The ad board's recent actions seem to be symptomatic of the general tenor of its activities this past summer and fall. After slapping 10 students on the wrist for their participation in the sit-in at 17 Quincy Street last fall, the ad board undertook to prosecute students who signed a letter of solidarity with the 10 who were inside the building. It also placed a warning in a weekly law school publication threatening more severe discipline for future illegalities.

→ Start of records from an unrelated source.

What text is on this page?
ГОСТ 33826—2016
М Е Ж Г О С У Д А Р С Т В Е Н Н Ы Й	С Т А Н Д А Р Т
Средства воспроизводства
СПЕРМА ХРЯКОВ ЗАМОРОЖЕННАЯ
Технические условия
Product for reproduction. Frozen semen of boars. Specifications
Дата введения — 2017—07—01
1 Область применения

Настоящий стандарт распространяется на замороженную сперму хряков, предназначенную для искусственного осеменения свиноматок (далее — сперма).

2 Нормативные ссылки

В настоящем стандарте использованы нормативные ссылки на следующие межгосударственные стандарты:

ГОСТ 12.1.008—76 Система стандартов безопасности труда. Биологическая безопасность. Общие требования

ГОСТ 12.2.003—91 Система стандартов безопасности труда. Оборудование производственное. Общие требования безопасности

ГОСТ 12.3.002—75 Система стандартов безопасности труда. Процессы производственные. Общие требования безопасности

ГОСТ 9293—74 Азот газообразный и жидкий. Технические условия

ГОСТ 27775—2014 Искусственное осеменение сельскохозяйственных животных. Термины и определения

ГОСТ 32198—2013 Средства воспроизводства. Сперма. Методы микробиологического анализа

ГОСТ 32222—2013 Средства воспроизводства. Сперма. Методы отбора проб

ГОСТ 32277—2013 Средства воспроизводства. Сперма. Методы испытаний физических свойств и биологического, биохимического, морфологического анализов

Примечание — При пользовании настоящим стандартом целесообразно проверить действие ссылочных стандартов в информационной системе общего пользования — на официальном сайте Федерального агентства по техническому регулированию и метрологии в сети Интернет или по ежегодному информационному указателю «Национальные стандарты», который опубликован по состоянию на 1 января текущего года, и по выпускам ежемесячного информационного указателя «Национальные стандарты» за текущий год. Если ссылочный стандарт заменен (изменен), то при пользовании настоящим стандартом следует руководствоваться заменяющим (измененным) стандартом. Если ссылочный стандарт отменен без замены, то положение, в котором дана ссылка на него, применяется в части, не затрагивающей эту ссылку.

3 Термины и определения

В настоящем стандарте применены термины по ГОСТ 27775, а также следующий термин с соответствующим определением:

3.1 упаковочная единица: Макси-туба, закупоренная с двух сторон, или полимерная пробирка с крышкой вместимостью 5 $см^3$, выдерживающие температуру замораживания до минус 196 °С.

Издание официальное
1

Eventually, the ad board withdrew the request that students who requested similar punishments detail their participation at the event. However, the board's actions simply have not reflected the sort of respect for individual rights that law schools are expected to teach. Rather, they were obviously intended to intimidate students and discourage them from taking part in political demonstrations.

The Crimson has already stated its belief that the College's disciplining of protesters involved in these incidents--via the long-dormant Committee on Rights and Responsibilities (CRR)--is abhorrent because the CRR is used only to prosecute political activists. Unfortunately, the law school's handling of the same two incidents seems even more outrageous. The Law School Ad Board has acted as prosecutor, judge and jury for its students; it has selectively prosecuted those it believes to be political activists; it has unfairly penalized a student's future job prospects instead of the student himself; and it has unfairly forced another student to incriminate herself. Comparisons between the two bodies once made the CRR pale in the shadow of the Law School ad board. Though once obviously superior, the ad board's actions now seem at least as objectionable as the CRR's.